CS 5351/CS 4365, Fall 2010, Test 2

Name: ___________________________________________________________

1. Assuming that the computer uses 2 decimal digits, compute the range of a + b * c, where a is in the interval [0.9, 1.1], b is in the interval [0.009, 0.011], and c is in the interval [10, 16], with appropriate round-offs.

2-4. Estimate the range of function (1 - x) * (2 + x) on the interval [-3, 0] by using the following methods:

• use the centered form;
• use the mean valued form;
• use affine arithmetic.

5. A decision maker has three alternatives:

• for the first alternative a1, the range of possible benefits is [10.0, 20.0];
• for the second alternative a2, the range of possible benefits is [0.0, 30.0];
• for the third alternative a3, the range of possible benefits is [-5.0, 30.0].
Find out which alternative will be selected by each of the following four decision makers:
• a pessimist, for whom α = 0;
• an optimist, for whom α = 1;
• a decision maker for whom α = 0.5.

6. Use the interval-based optimization algorithm to locate the maximum of the function f(x) = x - x2 on the interval [0, 0.8]. Divide this interval into two, then divide the remaining intervals into two again, etc. Stop when you get intervals of width 0.1.

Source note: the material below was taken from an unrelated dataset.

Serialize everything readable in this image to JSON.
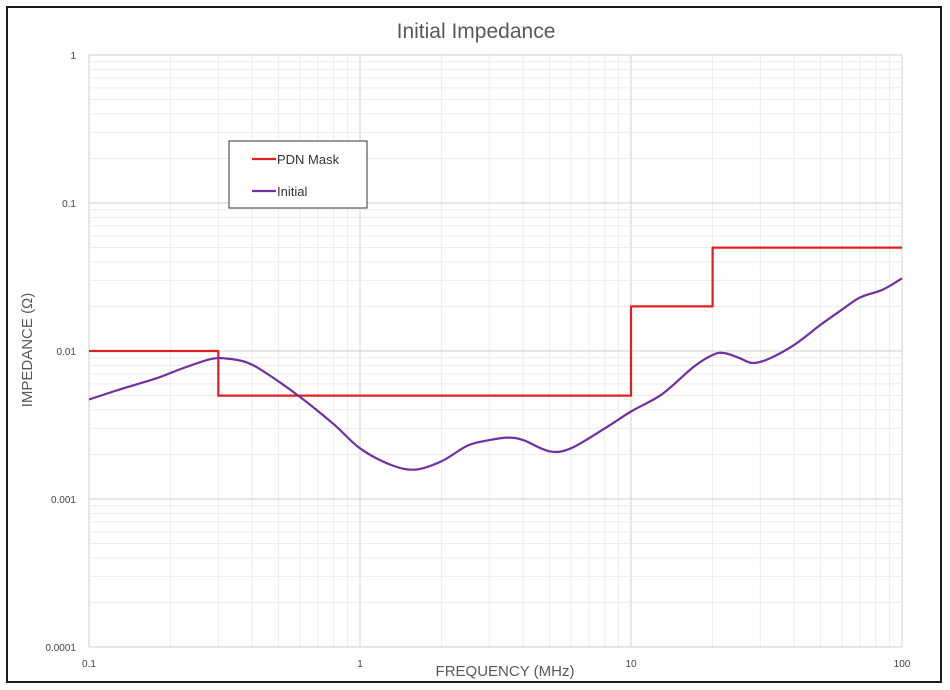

7-8. Use the constraints method to solve the following two problems:

• find x1 and x2, both from the interval [-10, 10], that satisfy the system of equations x1 + x2 = 0 and x1 * (1 + x2) = 0.09;
• find x1 and x2, both from the interval [-10, 10], that satisfy the system of equations x1 + x2 = 0 and x1 * (1 + x2) = 10.

9. Briefly describe the topic of your class project and what you have done so far.